Regarding other methods, imprint cytology is one of the approaches for the rapid evaluation of benign and malignant tissues during surgery, which is used to evaluate tissue margins in cases such as sentinel lymph nodes surgery (74), breast mass surgery, and parathyroid (75). Shortcomings of this method include the inability to analyze deep infiltrations (76) and distinguish progressed tumors from dense stromal fibrosis (77). Also, based on available documents, the sensitivity and specificity of intraoperative ultrasound are 59% and 81%, respectively (58), which is significantly weaker in detecting tissue margins than the frozen section and cytology.
Also, the radiography evaluation did not significantly improve the re-operation rate (78). However, it might help decide whether the margins of calcified lesions are correct (79). The results of a meta-analysis study comparing radiographic and pathological evaluation methods of tissue margins showed that the efficiency of this method was lower than pathological methods (80). Another method of examining tissue margins during surgery is radiofrequency spectroscopy, which has also been approved for use in the United States. A randomized trial indicated that this method significantly reduced the re-operation rate compared to the control group (81). In general, based on the available evidence, margin probe tools are more effective in detecting positive margins (81, 82).
Finally, since different diagnostic values are reported for different approaches, and there is no international gold standard yet, considering various factors such as cost, availability of experts to perform the process, and the time required to obtain test results, the most appropriate method for evaluating surgical margins should be accurately chosen. However, due to high sensitivity of the frozen section method for evaluating lumpectomy margins in breast cancer, it is a good choice for low-income countries because of its cost efficiency (73).
8.1. Conclusions and Limitation
Due to the inclusion criteria, English-language studies that assessed the diagnostic value of intraoperative frozen section to evaluate lumpectomy margins in breast cancer surgery were included. We recommended considering more inclusive criteria to include original studies in other languages.

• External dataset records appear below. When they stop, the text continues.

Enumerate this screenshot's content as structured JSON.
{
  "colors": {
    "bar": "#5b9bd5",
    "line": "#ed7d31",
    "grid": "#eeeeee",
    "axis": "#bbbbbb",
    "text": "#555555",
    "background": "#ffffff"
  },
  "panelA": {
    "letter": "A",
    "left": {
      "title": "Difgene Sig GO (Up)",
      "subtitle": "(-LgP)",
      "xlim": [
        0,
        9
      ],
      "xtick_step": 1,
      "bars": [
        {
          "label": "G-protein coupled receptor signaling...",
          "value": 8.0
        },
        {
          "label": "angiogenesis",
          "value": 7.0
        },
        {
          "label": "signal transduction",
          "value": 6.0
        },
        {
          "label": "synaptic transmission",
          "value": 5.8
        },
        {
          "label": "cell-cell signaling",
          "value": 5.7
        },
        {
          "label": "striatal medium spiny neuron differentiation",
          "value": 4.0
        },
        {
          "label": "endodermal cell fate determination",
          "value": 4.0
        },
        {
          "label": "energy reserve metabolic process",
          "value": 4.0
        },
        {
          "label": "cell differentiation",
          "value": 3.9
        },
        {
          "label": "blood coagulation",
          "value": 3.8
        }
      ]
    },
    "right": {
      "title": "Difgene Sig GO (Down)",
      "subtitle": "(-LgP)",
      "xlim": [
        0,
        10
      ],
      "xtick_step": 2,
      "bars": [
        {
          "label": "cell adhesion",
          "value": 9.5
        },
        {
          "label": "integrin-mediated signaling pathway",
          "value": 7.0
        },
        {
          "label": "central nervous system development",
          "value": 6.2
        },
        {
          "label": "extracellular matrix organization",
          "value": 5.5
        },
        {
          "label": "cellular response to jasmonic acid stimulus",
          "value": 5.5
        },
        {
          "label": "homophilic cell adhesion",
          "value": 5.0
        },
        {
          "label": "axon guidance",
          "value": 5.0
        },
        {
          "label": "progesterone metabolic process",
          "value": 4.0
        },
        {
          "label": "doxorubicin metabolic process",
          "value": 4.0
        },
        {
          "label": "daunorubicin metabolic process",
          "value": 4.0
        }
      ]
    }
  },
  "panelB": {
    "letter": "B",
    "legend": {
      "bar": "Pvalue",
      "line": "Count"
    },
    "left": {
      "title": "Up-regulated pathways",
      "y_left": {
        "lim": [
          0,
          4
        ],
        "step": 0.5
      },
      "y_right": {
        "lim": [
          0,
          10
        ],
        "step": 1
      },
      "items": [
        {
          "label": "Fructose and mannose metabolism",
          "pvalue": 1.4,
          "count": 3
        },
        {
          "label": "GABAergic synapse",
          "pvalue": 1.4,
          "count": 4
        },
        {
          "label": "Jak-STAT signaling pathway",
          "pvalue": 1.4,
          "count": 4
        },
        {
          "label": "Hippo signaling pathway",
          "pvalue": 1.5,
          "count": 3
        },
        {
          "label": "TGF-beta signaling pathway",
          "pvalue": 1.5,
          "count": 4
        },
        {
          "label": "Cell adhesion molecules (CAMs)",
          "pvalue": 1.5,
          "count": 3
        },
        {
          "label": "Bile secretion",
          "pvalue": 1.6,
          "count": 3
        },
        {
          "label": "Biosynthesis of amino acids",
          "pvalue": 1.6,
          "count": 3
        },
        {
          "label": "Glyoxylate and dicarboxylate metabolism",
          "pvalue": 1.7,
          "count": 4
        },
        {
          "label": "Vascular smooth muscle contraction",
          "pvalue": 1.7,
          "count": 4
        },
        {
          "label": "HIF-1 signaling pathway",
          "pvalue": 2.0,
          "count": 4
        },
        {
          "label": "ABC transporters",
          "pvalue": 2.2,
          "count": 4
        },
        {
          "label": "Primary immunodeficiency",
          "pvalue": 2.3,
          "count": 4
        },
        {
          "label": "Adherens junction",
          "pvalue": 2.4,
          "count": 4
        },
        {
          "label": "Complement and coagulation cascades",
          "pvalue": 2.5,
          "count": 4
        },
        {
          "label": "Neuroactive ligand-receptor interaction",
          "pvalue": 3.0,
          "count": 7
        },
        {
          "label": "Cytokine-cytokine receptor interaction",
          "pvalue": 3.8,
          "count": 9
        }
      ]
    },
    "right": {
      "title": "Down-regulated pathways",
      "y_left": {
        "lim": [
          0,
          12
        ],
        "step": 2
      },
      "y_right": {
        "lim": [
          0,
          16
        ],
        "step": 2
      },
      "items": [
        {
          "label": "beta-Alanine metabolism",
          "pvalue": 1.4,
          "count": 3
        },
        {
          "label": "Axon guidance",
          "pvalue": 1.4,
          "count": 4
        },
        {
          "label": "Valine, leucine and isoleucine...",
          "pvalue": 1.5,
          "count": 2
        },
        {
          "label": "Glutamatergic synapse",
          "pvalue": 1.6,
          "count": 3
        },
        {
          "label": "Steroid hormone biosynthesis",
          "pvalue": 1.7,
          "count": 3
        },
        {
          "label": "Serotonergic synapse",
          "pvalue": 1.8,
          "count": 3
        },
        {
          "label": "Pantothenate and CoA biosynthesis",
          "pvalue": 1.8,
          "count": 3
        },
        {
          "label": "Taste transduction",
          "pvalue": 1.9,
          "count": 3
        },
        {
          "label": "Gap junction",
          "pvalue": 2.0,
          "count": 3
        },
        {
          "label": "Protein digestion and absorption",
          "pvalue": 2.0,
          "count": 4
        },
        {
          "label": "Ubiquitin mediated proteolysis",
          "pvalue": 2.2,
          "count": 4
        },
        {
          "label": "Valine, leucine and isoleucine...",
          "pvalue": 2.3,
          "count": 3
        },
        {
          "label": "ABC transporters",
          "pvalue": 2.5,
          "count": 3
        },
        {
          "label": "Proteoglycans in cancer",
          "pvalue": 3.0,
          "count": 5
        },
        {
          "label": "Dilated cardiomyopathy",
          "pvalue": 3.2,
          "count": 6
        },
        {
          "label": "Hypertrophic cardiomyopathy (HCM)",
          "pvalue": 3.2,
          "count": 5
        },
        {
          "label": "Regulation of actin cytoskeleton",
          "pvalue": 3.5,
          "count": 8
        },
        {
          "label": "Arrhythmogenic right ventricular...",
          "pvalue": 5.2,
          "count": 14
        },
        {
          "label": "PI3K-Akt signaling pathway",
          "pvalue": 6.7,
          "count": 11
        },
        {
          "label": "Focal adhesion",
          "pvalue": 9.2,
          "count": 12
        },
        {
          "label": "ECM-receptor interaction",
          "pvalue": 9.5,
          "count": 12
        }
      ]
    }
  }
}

Our systematic review and meta-analysis showed that intraoperative frozen section analysis has high sensitivity and specificity to evaluate lumpectomy margins in patients with early-stage breast cancer and significantly reduce the need for re-operation. Also, re-operation costs are not imposed on the patient and reduce the patient’s anxiety. Based on this study, it can be accepted that some patients who have a lower risk of positive marginal lumpectomy benefit less from this method, so this percentage of patients can be excluded. However, in patients who are more likely to have a positive margin based on pre-operative examinations, such as young patients, dense breast, DCIS, invasive lobular carcinoma pathology, presence of microcalcification, and lymph vascular invasion, use of this marginal screening method can significantly reduce re-operation and subsequently reduce the risk of recurrence.